Trying to figure out what your friend’s house looks like before you go for the first time? Google Street View almost certainly has a picture of it. Ever wanted to take a stroll through a distant city on a whim? Street View’s got you covered. How about a quick jaunt on Antarctica, or even space? Street View’s there, too.
Since launching in 2007, Google’s service for imaging the traversable parts of the world has been busy. Its coverage today boasts 12 million miles across 110 countries, which only gets more impressive once you realize that the company is taking new pictures of those miles all the time. And it’s not just roads: There are plenty of hard-to-access areas on the service, many of which cannot be reached by cars at all.
So how does Google do it? Yes, you’ve likely seen one of the brightly liveried Street View cars in your town at some point. But Street View collects data from all sorts of sources. It might take photos from satellites, planes, and even, if you’re willing, you. The real star of the show, though, is its proprietary camera system, which has evolved a lot over 20 years and has now reached the point where it can go on almost anything. In fact, it already has.

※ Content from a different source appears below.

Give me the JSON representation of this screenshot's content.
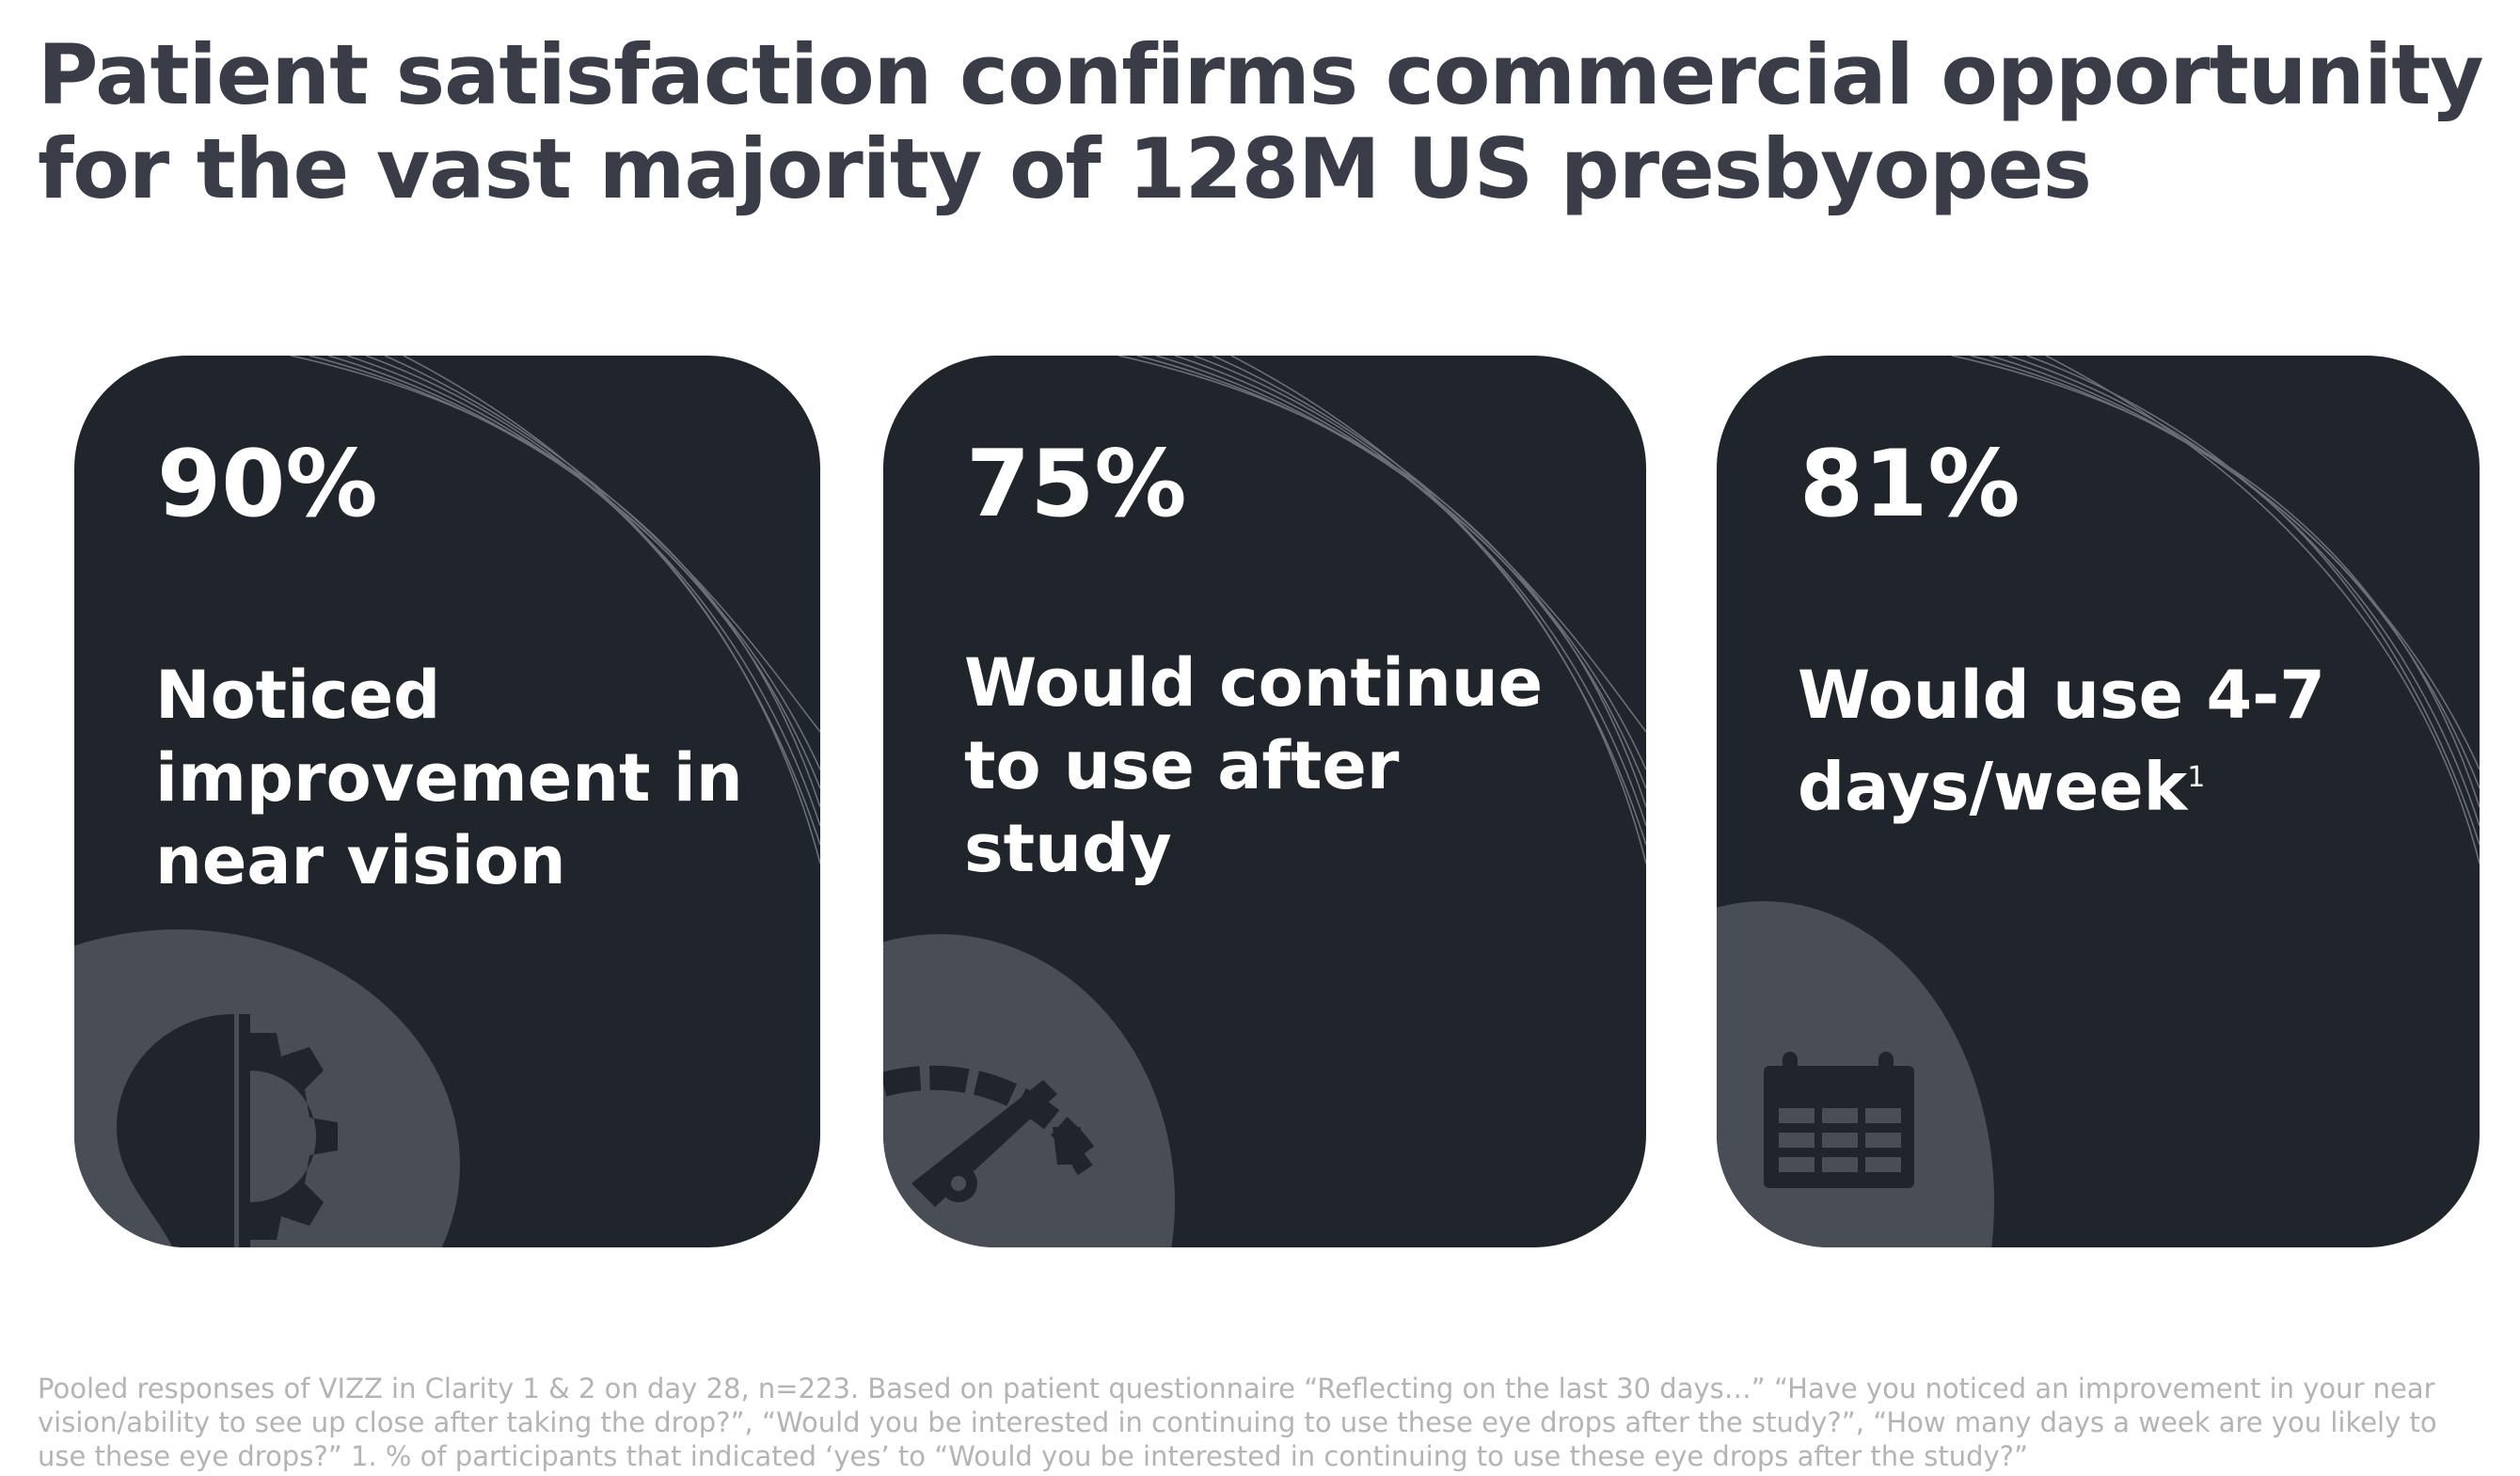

The camera that captured the world
The Street View camera rig wasn’t always a technological triumph. The original model all the way back in 2007 was a 500-pound monstrosity that needed a forklift to actually get on the roof of the Chevrolet Astro van that became the service’s first vehicle. The camera’s been on a diet ever since, shaving hundreds of pounds off in the intervening decades.
The current model, introduced in 2022, is just a little lighter, weighing only 15 pounds. It therefore doesn’t require expensive and clunky mounting rigs that only work on a handful of cars. These days, anything with a roof rack can have a Street View camera slapped on it. Google then hires a legion of contract drivers to crisscross the world’s roads in the company’s vehicle fleet.
The cameras themselves feature seven 20-megapixel sensors and are wired into a bank of computers hogging the back seats. That stores all the information being collected; far more than just the images, the camera is collecting location data as well as the car’s speed and direction. These computers are eventually driven back to one of just three Street View hubs, one each in North America, Asia, and Europe.
Later processing stitches all of that together into a panorama of an exact spot in the world, and then stitches all those together into the navigable service we all use today. Lasers can even be added to the modular camera system to scan the area, which is how Google gets its 3D maps of a location.
Camera carriers
Any car with a roof rack gives Google a pretty wide set of options, but what if that’s still not enough? Well, turns out there are a lot of places cars just can’t go. Pedestrian promenades, great works of architecture, big campuses, or really rugged terrain — Google’s cameras needed some new carriers to get around a lot of the Earth. Basically, if it’s ever transported something before, it’s probably transported a Street View camera.
Camels for the harshest deserts. Boats for swampy waterways. Snowmobiles for, well, snowy bits. Scuba divers have photographed the seas. Human-powered trikes have gone where cars are forbidden to go. On the Faroe Islands, where sheep outnumber people, those sheep were put to work for Google. Obviously, on Mars, Google used an ATV (okay, not Mars, but Devon Island, the most Mars-like place on Earth). There’s even a push-cart trolley to get inside museums.
But to get to the really tough-to-reach places, you’ve got to go get some good old-fashioned humans. Hikers have schlepped Google’s backpack-mounted Trekker system to Machu Picchu, Antarctica, and even the interior of a volcano, among many other places. In fact, one guy went way, way out there — to space. Astronaut Thomas Pesquet took a custom rig to the International Space Station, which, yes, you can check out on Google Street View.
Beyond Google
All that is an expensive endeavor, which is why Google also ingests information from a variety of third-party sources, over a thousand in all. It’s also getting photography from satellites and aircraft. Local governments have a lot it can pull from, too.
But one of Street View’s biggest methods of getting new photography is you. All you have to do is buy a compatible camera, mount it to your vehicle of choice, take pictures on the move, and then upload it all to Street View Studio. Google will take it from there. This volunteer system grants Google updated images of all sorts of places it doesn’t cover on its own often if at all.
All combined, Google Street View covers most accessible areas in the world, really only missing out on the deepest deserts and tundras plus central Africa and most of eastern Russia. That would have seemed unthinkable in 2007, but Google, with the help of a nifty camera system and every vehicle under the sun, found a way to capture the world.